Snipe those borders perfectly with this brilliant magnifier.

Please, allow me to take a moment to appreciate using a single file for settings. Greenshot uses a single greenshot.ini file, meaning migrating or backing up my preferences is as easy as copying one file.

I highly recommend checking out the official Greenshot.org, or its git repo. I give this application 10 “quality desktop tools made for this decade” … out of 10.

Wen

How and why I created Wen: Chinese Character practice.

Image of farmland between mountains on a foggy day.
The view from the train window.

On a train ride from Hangzhou to Guilin, China, I began writing a program to help learn Chinese characters. The idea is simple: present a character on the screen, with or without Pinyin, and the user will input the translation. The program presents a score at the end.

This original Python iteration uses dictionary files with comma-separated components: the Chinese character, the Pinyin with tone numbers, and the definition separated by forward slashes (“/”). An example would be:

零, li2ng, 0/zero

The program then splits up each section, replaces the tone numbers with diacritics (i.e. “líng”), and compares user input to each instance of the definitions. You can look at the code for this original command-line version here.

However, this is the year 2021, and users, including myself, expect an application like this to have a graphical interface, perhaps even over the web. I would even venture to say that some among us would even launch the program on their phones. Ask no more, the online, user-friendly version can be found here, and a live version is hosted here.

What began as a curious venture into the uncharted world of JavaScript, the aptly-named Wen Online is the culmination of my week-long journey of learning the language. Wen Online features state-of-the-art drop-down menus and bleeding-edge submit and review buttons.

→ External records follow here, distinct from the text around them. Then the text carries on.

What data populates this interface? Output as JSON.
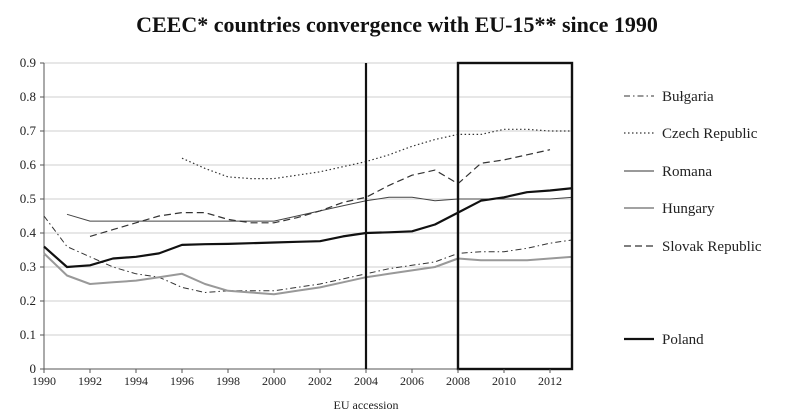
{
  "title": "CEEC* countries convergence with EU-15** since 1990",
  "chart_data": {
    "type": "line",
    "title": "CEEC* countries convergence with EU-15** since 1990",
    "xlabel": "EU accession",
    "ylabel": "",
    "xlim": [
      1990,
      2013
    ],
    "ylim": [
      0,
      0.9
    ],
    "x_ticks": [
      1990,
      1992,
      1994,
      1996,
      1998,
      2000,
      2002,
      2004,
      2006,
      2008,
      2010,
      2012
    ],
    "y_ticks": [
      0,
      0.1,
      0.2,
      0.3,
      0.4,
      0.5,
      0.6,
      0.7,
      0.8,
      0.9
    ],
    "grid": "horizontal",
    "legend_position": "right",
    "markers": [
      {
        "type": "vertical-line",
        "x": 2004
      },
      {
        "type": "box",
        "x_range": [
          2008,
          2013
        ]
      }
    ],
    "series": [
      {
        "name": "Bułgaria",
        "style": "dash-dot",
        "color": "#333333",
        "width": 1,
        "points": [
          [
            1990,
            0.45
          ],
          [
            1991,
            0.36
          ],
          [
            1992,
            0.33
          ],
          [
            1993,
            0.3
          ],
          [
            1994,
            0.28
          ],
          [
            1995,
            0.27
          ],
          [
            1996,
            0.24
          ],
          [
            1997,
            0.225
          ],
          [
            1998,
            0.23
          ],
          [
            1999,
            0.23
          ],
          [
            2000,
            0.23
          ],
          [
            2001,
            0.24
          ],
          [
            2002,
            0.25
          ],
          [
            2003,
            0.265
          ],
          [
            2004,
            0.28
          ],
          [
            2005,
            0.295
          ],
          [
            2006,
            0.305
          ],
          [
            2007,
            0.315
          ],
          [
            2008,
            0.34
          ],
          [
            2009,
            0.345
          ],
          [
            2010,
            0.345
          ],
          [
            2011,
            0.355
          ],
          [
            2012,
            0.37
          ],
          [
            2013,
            0.38
          ]
        ]
      },
      {
        "name": "Czech Republic",
        "style": "dotted",
        "color": "#333333",
        "width": 1.2,
        "points": [
          [
            1996,
            0.62
          ],
          [
            1997,
            0.59
          ],
          [
            1998,
            0.565
          ],
          [
            1999,
            0.56
          ],
          [
            2000,
            0.56
          ],
          [
            2001,
            0.57
          ],
          [
            2002,
            0.58
          ],
          [
            2003,
            0.595
          ],
          [
            2004,
            0.61
          ],
          [
            2005,
            0.63
          ],
          [
            2006,
            0.655
          ],
          [
            2007,
            0.675
          ],
          [
            2008,
            0.69
          ],
          [
            2009,
            0.69
          ],
          [
            2010,
            0.705
          ],
          [
            2011,
            0.705
          ],
          [
            2012,
            0.7
          ],
          [
            2013,
            0.7
          ]
        ]
      },
      {
        "name": "Romana",
        "style": "solid",
        "color": "#999999",
        "width": 2,
        "points": [
          [
            1990,
            0.34
          ],
          [
            1991,
            0.275
          ],
          [
            1992,
            0.25
          ],
          [
            1993,
            0.255
          ],
          [
            1994,
            0.26
          ],
          [
            1995,
            0.27
          ],
          [
            1996,
            0.28
          ],
          [
            1997,
            0.25
          ],
          [
            1998,
            0.23
          ],
          [
            1999,
            0.225
          ],
          [
            2000,
            0.22
          ],
          [
            2001,
            0.23
          ],
          [
            2002,
            0.24
          ],
          [
            2003,
            0.255
          ],
          [
            2004,
            0.27
          ],
          [
            2005,
            0.28
          ],
          [
            2006,
            0.29
          ],
          [
            2007,
            0.3
          ],
          [
            2008,
            0.325
          ],
          [
            2009,
            0.32
          ],
          [
            2010,
            0.32
          ],
          [
            2011,
            0.32
          ],
          [
            2012,
            0.325
          ],
          [
            2013,
            0.33
          ]
        ]
      },
      {
        "name": "Hungary",
        "style": "solid",
        "color": "#444444",
        "width": 1,
        "points": [
          [
            1991,
            0.455
          ],
          [
            1992,
            0.435
          ],
          [
            1993,
            0.435
          ],
          [
            1994,
            0.435
          ],
          [
            1995,
            0.435
          ],
          [
            1996,
            0.435
          ],
          [
            1997,
            0.435
          ],
          [
            1998,
            0.435
          ],
          [
            1999,
            0.435
          ],
          [
            2000,
            0.435
          ],
          [
            2001,
            0.45
          ],
          [
            2002,
            0.465
          ],
          [
            2003,
            0.48
          ],
          [
            2004,
            0.495
          ],
          [
            2005,
            0.505
          ],
          [
            2006,
            0.505
          ],
          [
            2007,
            0.495
          ],
          [
            2008,
            0.5
          ],
          [
            2009,
            0.5
          ],
          [
            2010,
            0.5
          ],
          [
            2011,
            0.5
          ],
          [
            2012,
            0.5
          ],
          [
            2013,
            0.505
          ]
        ]
      },
      {
        "name": "Slovak Republic",
        "style": "dashed",
        "color": "#333333",
        "width": 1.2,
        "points": [
          [
            1992,
            0.39
          ],
          [
            1993,
            0.41
          ],
          [
            1994,
            0.43
          ],
          [
            1995,
            0.45
          ],
          [
            1996,
            0.46
          ],
          [
            1997,
            0.46
          ],
          [
            1998,
            0.44
          ],
          [
            1999,
            0.43
          ],
          [
            2000,
            0.43
          ],
          [
            2001,
            0.445
          ],
          [
            2002,
            0.465
          ],
          [
            2003,
            0.49
          ],
          [
            2004,
            0.505
          ],
          [
            2005,
            0.54
          ],
          [
            2006,
            0.57
          ],
          [
            2007,
            0.585
          ],
          [
            2008,
            0.545
          ],
          [
            2009,
            0.605
          ],
          [
            2010,
            0.615
          ],
          [
            2011,
            0.63
          ],
          [
            2012,
            0.645
          ]
        ]
      },
      {
        "name": "Poland",
        "style": "solid",
        "color": "#111111",
        "width": 2.2,
        "points": [
          [
            1990,
            0.36
          ],
          [
            1991,
            0.3
          ],
          [
            1992,
            0.305
          ],
          [
            1993,
            0.325
          ],
          [
            1994,
            0.33
          ],
          [
            1995,
            0.34
          ],
          [
            1996,
            0.365
          ],
          [
            1997,
            0.367
          ],
          [
            1998,
            0.368
          ],
          [
            1999,
            0.37
          ],
          [
            2000,
            0.372
          ],
          [
            2001,
            0.374
          ],
          [
            2002,
            0.376
          ],
          [
            2003,
            0.39
          ],
          [
            2004,
            0.4
          ],
          [
            2005,
            0.402
          ],
          [
            2006,
            0.405
          ],
          [
            2007,
            0.425
          ],
          [
            2008,
            0.46
          ],
          [
            2009,
            0.495
          ],
          [
            2010,
            0.505
          ],
          [
            2011,
            0.52
          ],
          [
            2012,
            0.525
          ],
          [
            2013,
            0.532
          ]
        ]
      }
    ]
  }
}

Rendered in the beautiful default browser font, this program is lightning-fast and just sips data at 2-3 kilobytes per chapter (excluding the > 500 word cumulative exam, clocking in at a whopping 57 kilobytes).

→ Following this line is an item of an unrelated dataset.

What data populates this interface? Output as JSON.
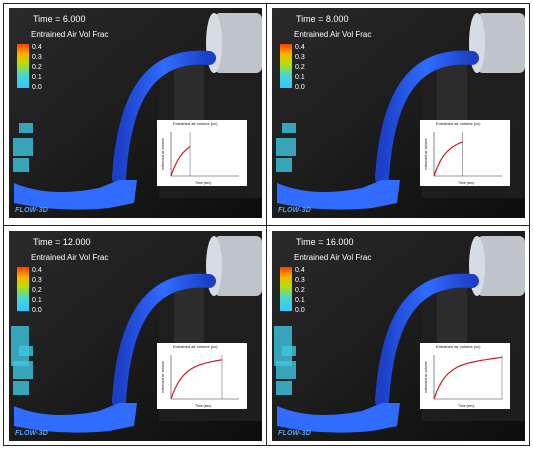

All jokes aside, I have worked on larger projects, and for longer, but Wen has been the one I am most proud of. Chinese is a notoriously hard language to learn, and after studying for more than 5 years, I still have light-years to go. I personally use Wen multiple times per week, and have found it to work better for rote memorization than anything else, including flashcards. I think this is because of the need for input, further securing my memory through typing.